Süddeutsche Zeitung - Rezension
Süddeutsche Zeitung | Besprechung von 02.10.2000

Fremd sind sie eingezogen
Illegale Immigranten sind das Proletariat der Neuzeit – rechtlos, ausgebeutet und ein Leben lang auf der Flucht
EBERHARD EICHENDORFER (Hrsg. ) Migration und Illegalität, Studie des Instituts für Migrationsforschung, Rasch Verlag, Bramsche 1999. 250 Seiten, 48 Mark.
Kein Tag ohne Berichte über „die Asylanten”, keine öffentliche Diskussion ohne Schreckenszahlen über Flüchtlinge – das Feindbild vom Asylbewerber war allgegenwärtig in den Auseinandersetzungen Anfang der neunziger Jahre. Die drastische Einschränkung des Grundrechts auf Asyl beendete die Diskussion in Deutschland vorerst, beendet wurde freilich nicht die Zuwanderung auf die Wohlstandsinseln Europas.
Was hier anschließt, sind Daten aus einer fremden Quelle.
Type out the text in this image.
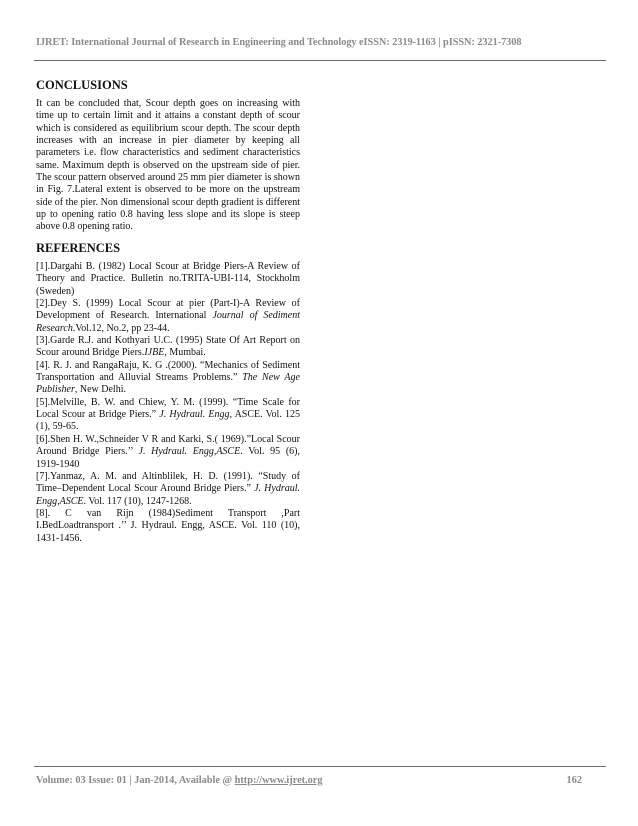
IJRET: International Journal of Research in Engineering and Technology eISSN: 2319-1163 | pISSN: 2321-7308
CONCLUSIONS

It can be concluded that, Scour depth goes on increasing with time up to certain limit and it attains a constant depth of scour which is considered as equilibrium scour depth. The scour depth increases with an increase in pier diameter by keeping all parameters i.e. flow characteristics and sediment characteristics same. Maximum depth is observed on the upstream side of pier. The scour pattern observed around 25 mm pier diameter is shown in Fig. 7.Lateral extent is observed to be more on the upstream side of the pier. Non dimensional scour depth gradient is different up to opening ratio 0.8 having less slope and its slope is steep above 0.8 opening ratio.

REFERENCES
[1].Dargahi B. (1982) Local Scour at Bridge Piers-A Review of Theory and Practice. Bulletin no.TRITA-UBI-114, Stockholm (Sweden)
[2].Dey S. (1999) Local Scour at pier (Part-I)-A Review of Development of Research. International Journal of Sediment Research.Vol.12, No.2, pp 23-44.
[3].Garde R.J. and Kothyari U.C. (1995) State Of Art Report on Scour around Bridge Piers.IJBE, Mumbai.
[4]. R. J. and RangaRaju, K. G .(2000). “Mechanics of Sediment Transportation and Alluvial Streams Problems.” The New Age Publisher, New Delhi.
[5].Melville, B. W. and Chiew, Y. M. (1999). “Time Scale for Local Scour at Bridge Piers.” J. Hydraul. Engg, ASCE. Vol. 125 (1), 59-65.
[6].Shen H. W.,Schneider V R and Karki, S.( 1969).”Local Scour Around Bridge Piers.’’ J. Hydraul. Engg,ASCE. Vol. 95 (6), 1919-1940
[7].Yanmaz, A. M. and Altinblilek, H. D. (1991). “Study of Time–Dependent Local Scour Around Bridge Piers.” J. Hydraul. Engg,ASCE. Vol. 117 (10), 1247-1268.
[8]. C van Rijn (1984)Sediment Transport ,Part I.BedLoadtransport .’’ J. Hydraul. Engg, ASCE. Vol. 110 (10), 1431-1456.
Volume: 03 Issue: 01 | Jan-2014, Available @ http://www.ijret.org	162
Inzwischen sind es „die Illegalen”, welche die Fantasien der Bevölkerung zunehmend mit Angst und Sorge erfüllen. Spektakuläre Katastrophen wie erfrorene Tamilen an der bayerisch/tschechischen Grenze oder jene achtundfünfzig Chinesen, die in einem Container in Dover tot aufgefunden wurden, erinnern an eine Schattenwelt, die wir am liebsten verdrängen möchten.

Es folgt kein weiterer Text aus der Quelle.